Two guards rushed Hasselborg down the hall, while two others followed, one carrying his baggage. They ushered him into an office in which a fat man sat at a desk, and all four talked so fast that Hasselborg, despite a fair command of the language, could hardly follow. One of the guards went through Hasselborg's pockets, making excited noises as he came upon the pistol, the camera, and other items.
The fat man, whose name according to the sign on his desk was Cristôvāo Abreu, Security Officer, leaned back in his swivel chair and said: "What are you trying to get away with, senhor?"
Hasselborg said loudly: "Not a thing, Senhor Cristôvāo. What am I supposed to do, click my heels together and salute? What are you trying to get away with? Why are your men hauling me around in this undignified condition? Why do you treat incoming passengers like a bunch of steers arriving at the abattoir? What—"
"Quiet yourself, my friend. Don't bluster at me; it will not excuse your crime."
"What crime?"
"You should know."
"Sorry, chum, but I don't. My papers are in order, and I'm on legitimate—"

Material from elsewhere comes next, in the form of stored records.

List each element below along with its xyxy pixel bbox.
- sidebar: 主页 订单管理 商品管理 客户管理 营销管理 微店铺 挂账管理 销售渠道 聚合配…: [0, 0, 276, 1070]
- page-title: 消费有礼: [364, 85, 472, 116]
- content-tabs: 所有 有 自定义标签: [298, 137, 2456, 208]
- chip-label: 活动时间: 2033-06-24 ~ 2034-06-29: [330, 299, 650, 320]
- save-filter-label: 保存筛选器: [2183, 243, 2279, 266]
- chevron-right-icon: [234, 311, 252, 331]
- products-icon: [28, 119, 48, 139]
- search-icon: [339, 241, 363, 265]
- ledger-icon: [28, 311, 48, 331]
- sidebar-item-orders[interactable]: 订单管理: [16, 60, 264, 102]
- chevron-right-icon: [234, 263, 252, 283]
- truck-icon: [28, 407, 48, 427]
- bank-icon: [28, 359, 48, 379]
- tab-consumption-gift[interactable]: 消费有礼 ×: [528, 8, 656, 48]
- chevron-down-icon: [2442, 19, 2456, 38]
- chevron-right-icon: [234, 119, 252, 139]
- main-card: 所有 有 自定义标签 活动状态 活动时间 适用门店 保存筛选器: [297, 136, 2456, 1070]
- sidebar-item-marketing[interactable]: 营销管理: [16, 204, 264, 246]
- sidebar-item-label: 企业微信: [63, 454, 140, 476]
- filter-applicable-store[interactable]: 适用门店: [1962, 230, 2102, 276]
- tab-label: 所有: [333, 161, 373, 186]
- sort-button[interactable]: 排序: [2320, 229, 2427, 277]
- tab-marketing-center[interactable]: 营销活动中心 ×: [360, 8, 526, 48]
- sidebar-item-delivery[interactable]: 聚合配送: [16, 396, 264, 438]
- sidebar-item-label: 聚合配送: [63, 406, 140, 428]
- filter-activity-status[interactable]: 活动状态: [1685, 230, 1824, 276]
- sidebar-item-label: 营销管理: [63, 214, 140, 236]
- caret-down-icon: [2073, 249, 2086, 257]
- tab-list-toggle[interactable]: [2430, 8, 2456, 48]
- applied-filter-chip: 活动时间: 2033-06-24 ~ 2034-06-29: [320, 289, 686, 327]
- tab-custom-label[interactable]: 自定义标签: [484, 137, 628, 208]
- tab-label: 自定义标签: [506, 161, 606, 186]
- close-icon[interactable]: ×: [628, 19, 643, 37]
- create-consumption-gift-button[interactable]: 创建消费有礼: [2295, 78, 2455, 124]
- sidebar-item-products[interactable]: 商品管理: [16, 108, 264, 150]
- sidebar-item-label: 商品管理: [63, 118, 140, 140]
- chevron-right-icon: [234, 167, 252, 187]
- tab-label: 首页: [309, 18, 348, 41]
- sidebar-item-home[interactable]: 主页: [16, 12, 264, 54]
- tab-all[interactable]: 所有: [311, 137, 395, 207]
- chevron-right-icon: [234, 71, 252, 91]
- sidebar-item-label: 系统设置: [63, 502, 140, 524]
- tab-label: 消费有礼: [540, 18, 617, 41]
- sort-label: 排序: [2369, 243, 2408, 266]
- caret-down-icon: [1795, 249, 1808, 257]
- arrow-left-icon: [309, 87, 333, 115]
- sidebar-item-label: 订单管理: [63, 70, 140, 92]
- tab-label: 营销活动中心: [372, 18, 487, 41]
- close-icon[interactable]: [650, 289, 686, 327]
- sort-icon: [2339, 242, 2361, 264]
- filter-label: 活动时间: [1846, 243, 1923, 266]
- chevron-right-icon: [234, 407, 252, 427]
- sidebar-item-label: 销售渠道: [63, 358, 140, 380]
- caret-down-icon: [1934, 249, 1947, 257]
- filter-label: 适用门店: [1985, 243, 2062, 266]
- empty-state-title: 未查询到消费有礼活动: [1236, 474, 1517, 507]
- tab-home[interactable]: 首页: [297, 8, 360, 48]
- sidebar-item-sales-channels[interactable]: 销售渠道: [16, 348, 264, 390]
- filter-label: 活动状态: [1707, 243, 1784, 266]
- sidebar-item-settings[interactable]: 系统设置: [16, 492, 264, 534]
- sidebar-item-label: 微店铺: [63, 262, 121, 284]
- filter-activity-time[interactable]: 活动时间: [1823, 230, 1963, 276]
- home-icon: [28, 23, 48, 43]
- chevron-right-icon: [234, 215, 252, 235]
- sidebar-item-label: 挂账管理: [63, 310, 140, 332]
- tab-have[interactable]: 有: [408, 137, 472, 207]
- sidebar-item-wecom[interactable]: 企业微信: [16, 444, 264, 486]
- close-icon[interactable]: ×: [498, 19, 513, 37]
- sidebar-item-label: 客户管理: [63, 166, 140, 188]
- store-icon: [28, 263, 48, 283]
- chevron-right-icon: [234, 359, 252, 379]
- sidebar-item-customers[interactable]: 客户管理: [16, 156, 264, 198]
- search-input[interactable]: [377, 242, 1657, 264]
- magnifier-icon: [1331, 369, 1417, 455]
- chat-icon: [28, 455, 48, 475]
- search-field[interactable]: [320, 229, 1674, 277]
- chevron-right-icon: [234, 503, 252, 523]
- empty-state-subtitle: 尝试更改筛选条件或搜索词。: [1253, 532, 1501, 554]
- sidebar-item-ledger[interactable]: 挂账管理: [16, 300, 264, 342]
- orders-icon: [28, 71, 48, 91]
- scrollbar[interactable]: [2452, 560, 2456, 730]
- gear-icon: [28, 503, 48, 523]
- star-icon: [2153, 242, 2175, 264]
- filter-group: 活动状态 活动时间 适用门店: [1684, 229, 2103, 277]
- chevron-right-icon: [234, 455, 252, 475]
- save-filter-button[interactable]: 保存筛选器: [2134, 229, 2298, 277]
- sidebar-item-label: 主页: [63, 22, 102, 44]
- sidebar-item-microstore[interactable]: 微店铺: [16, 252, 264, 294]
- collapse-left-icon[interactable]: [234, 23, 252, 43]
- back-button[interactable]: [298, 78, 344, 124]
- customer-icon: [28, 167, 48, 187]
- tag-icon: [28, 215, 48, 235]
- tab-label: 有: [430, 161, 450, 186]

"It is not that, but this!" The fat man indicated the wire recorder and other apparatus as if they had been the parts of a dismembered corpse.
"What's wrong with them?"
"Don't you know they're contraband?"
"Māo do Deus! Of course I didn't know. Why are they?"
"Don't you know that the Interplanetary Council has forbidden bringing machinery or inventions into Krishna? Don't tell me anybody can be so ignorant!"